Meat Science and Muscle Biology Symposium: Extracellular matrix in skeletal muscle development and meat quality

For decades, research in muscle biology has been focused on enlarging skeletal muscle mass, which increases the quantity of meat production. It has been well established that myogenic cells are derived from multipotent mesenychmal stem cells (MSC). During the embryonic and fetal stages, muscle fibers are formed through the fusion of myogenic cells; enhancing the proliferation and myogenic differentiation of MSC increases the number of muscle fibers. After birth, muscle growth is characterized by enlargement of existing muscle fibers. Satellite cells, a pool of quiescent myogenic cells located underneath the basal lamina of muscle fibers, have an indispensable role in postnatal muscle growth. Recent studies have also identified MSC in adult muscle, such as pericytes, which are likely important to muscle growth. The MSC in muscle are most abundant during the early developmental stage and decrease as the maturity of muscle increases.

In addition to the quantity of meat production, the quality of meat is becoming more and more important to consumers. There are two major quality problems facing the meat industry, especially the beef industry; marbling and tenderness. Marbling, or intramuscular fat, imparts flavor and juiciness to the meat and is essential for the eating quality of meat. On the other hand, connective tissue and its crosslinking contribute to the background toughness of meat. Both marbling and connective tissue are located in the extracellular matrix of muscle fibers, with intramuscular adipocytes imbedded in the connective tissue.
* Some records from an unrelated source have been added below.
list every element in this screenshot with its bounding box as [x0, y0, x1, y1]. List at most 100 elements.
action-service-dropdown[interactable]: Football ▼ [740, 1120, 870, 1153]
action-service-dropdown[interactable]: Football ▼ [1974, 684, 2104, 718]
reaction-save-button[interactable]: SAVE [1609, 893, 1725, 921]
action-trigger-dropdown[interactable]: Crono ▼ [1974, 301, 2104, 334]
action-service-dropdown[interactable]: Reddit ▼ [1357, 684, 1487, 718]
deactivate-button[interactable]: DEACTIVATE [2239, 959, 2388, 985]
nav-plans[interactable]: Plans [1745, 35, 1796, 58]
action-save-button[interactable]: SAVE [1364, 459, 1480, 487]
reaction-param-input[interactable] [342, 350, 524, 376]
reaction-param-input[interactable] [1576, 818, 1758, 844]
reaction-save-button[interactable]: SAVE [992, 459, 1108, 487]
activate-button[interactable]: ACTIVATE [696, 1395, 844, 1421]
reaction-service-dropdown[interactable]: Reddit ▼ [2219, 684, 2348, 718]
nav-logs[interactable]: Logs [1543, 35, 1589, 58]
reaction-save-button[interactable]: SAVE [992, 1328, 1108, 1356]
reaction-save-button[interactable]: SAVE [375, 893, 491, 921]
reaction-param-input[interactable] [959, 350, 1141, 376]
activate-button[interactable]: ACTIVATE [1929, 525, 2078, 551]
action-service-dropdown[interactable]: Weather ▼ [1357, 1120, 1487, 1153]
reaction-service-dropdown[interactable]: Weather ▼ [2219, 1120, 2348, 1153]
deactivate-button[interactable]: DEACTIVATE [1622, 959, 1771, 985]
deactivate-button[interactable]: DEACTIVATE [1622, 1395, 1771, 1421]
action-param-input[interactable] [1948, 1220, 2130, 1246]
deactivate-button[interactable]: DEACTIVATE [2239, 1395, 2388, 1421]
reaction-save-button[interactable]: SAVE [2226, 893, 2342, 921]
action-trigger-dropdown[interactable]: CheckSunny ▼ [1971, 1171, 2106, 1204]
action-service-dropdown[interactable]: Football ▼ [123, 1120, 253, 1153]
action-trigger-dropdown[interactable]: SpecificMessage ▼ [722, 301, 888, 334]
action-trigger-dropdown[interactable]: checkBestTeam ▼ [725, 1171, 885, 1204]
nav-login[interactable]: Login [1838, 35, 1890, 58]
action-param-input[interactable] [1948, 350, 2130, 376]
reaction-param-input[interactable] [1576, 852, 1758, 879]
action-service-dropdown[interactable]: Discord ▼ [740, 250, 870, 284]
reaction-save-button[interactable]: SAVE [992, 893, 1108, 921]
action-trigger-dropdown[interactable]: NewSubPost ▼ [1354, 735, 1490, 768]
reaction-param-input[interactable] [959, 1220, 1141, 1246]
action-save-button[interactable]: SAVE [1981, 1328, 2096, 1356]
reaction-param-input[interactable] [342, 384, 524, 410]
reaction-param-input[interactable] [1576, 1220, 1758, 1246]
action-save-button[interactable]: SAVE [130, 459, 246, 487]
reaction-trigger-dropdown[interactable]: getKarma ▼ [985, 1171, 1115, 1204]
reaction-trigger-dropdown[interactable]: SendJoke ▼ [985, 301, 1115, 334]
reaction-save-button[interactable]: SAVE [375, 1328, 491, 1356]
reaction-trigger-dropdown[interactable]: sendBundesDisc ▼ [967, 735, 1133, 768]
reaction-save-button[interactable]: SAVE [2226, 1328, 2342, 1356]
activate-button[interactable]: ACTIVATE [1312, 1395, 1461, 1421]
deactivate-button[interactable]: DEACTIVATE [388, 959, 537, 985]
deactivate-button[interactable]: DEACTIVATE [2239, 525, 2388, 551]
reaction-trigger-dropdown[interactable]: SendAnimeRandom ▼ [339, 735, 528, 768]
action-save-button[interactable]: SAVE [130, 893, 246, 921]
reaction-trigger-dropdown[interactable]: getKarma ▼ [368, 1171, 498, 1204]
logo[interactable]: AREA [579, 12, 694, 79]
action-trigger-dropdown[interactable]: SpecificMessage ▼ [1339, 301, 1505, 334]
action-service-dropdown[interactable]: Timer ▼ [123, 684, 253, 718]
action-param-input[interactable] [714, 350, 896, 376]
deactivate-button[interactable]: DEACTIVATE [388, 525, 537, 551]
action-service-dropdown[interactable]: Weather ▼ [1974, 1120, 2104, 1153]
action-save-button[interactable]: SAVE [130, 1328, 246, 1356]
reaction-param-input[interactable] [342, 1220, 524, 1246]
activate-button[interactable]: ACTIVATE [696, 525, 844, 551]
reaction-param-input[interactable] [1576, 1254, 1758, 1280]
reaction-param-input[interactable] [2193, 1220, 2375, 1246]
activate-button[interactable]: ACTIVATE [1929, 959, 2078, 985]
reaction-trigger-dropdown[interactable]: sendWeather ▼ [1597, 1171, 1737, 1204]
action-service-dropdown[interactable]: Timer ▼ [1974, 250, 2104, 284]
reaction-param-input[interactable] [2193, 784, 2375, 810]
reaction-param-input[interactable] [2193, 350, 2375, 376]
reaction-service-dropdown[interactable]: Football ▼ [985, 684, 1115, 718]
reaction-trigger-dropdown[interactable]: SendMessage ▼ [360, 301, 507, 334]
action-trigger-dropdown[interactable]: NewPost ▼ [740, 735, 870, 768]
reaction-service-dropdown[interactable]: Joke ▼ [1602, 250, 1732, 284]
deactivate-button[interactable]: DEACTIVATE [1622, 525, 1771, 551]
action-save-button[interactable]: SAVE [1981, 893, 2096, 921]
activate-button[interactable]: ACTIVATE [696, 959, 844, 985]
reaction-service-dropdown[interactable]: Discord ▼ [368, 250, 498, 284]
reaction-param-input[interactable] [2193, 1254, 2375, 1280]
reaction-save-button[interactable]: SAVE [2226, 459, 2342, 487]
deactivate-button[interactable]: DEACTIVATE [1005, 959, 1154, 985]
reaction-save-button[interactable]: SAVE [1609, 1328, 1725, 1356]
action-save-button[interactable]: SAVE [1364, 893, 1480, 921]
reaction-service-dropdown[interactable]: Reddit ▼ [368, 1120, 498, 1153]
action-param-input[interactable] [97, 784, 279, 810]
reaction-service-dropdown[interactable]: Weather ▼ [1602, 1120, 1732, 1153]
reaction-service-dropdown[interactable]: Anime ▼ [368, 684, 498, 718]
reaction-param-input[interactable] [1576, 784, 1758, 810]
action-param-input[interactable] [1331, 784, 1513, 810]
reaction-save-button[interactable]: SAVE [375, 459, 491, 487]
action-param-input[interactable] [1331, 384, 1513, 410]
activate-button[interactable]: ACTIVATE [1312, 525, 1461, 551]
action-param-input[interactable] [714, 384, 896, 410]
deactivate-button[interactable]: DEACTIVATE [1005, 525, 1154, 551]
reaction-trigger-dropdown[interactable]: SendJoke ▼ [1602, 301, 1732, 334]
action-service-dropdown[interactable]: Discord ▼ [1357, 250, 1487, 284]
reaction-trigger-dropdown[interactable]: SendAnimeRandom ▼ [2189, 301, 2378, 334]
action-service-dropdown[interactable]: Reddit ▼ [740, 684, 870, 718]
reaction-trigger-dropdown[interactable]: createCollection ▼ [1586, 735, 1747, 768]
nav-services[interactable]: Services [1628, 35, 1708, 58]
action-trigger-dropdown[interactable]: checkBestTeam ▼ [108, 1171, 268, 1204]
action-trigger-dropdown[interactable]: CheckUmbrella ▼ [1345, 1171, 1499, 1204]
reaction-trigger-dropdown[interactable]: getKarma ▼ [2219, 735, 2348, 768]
Multipotent stem cells and satellite cells also exist in the extracellular matrix; the local extracellular environment, the so-called niche, regulates the proliferation and differentiation of these MSC and satellite cells. Enhancing the adipogenic differentiation of MSC increases the number of intramuscular adipocytes, which form the basis for intramuscular fat deposition, whereas fibrogenic differentiation synthesizes collagens and elevates connective tissue content in muscle, and of course, myogenic differentiation increases muscle mass. Therefore, in order to enhance muscle growth and improve meat quality, it is very important to understand how the extracellular matrix affects the proliferation and differentiation of MSC and satellite cells, a field becoming increasingly important and inspiring.

Traditionally, extracellular matrix is regarded as an inert tissue component, but now is appreciated as a critical regulator of muscle growth and development. Such a radical change in view owes to the efforts of countless biologists. In this “Extracellular matrix in muscle growth and meat quality symposium” at the Joint Annual Meeting in New Orleans, we invited 4 prominent researchers in this field who work from different perspectives. The objective of this symposium is to provide audience with both overview and in depth information about studies in extracellular matrix, muscle growth and meat quality.

In the first presentation, S. Kuang discussed the role of stem cell niche in satellite cell proliferation and differentiation and its contribution to postnatal muscle growth (Bi and Kuang, 2011). He discussed the properties of the stem cell niche, and how signals from extracellular cues, including intramuscular preadipocytes and connective tissue fibroblasts, interact with satellite cells and regulate the growth and regeneration of postnatal skeletal muscles.

In the second presentation, S.G. Velleman discussed signaling initiated from the extracellular matrix, and its roles in skeletal muscle growth (Velleman, 2011). Specifically, she discussed the role of proteoglycans, including syndecans and glypicans, as regulators of fibroblast growth factor-2 signaling and muscle growth and development. She presented that syndecan-4 mainly regulates muscle cell proliferation while glypican-1 alters differentiation.

The third presentation was made by G. J. Hausman, who discussed the properties and adipogenic differentiation of stromal-vascular cells (Hausman, 2011). Stromal-vascular cells are embedded in the extracellular matrix of muscle and adipose tissue, and contain a collection of MSC, and adipogenic and fibrogenic cells at different stages of differentiation. The adipogenic differentiation of stromal-vascular cells increases intramuscular adipocyte numbers and thus marbling of meat. The extracellular matrix and basement membrane provide a substratum for preadipocytes, which regulate preadipocyte development. Matrix metalloproteinases regulate preadipocyte proliferation and differentiation through regulating extracellular matrix protein turnover.

The last talk was presented by P. P. Purslow who discussed the turnover of connective tissue in skeletal muscle (Purslow et al., 2011). Connective tissue is the major component of the extracellular matrix, and the properties and turnover of connective tissue affect the background toughness of meat. In this talk, he discussed the role of metalloproteinases and oxidative stress in the turnover of connective tissue. He also discussed the impact of muscle fiber types on metalloproteinase expression and connective tissue remodeling.

These four symposium papers represent several important topics in this field and are not meant to be comprehensive. In fact, due to the limited time allocated to this symposium, we are unable to cover many other equally important topics, such as the embryonic differentiation of MSC to myogenic, adipogenic, and fibrogenic cells. Because this field is further expanding, additional interesting topics will certainly be generated. We hope this symposium and corresponding papers will entice newcomers to this exciting field and provide up-to-date information for experienced researchers.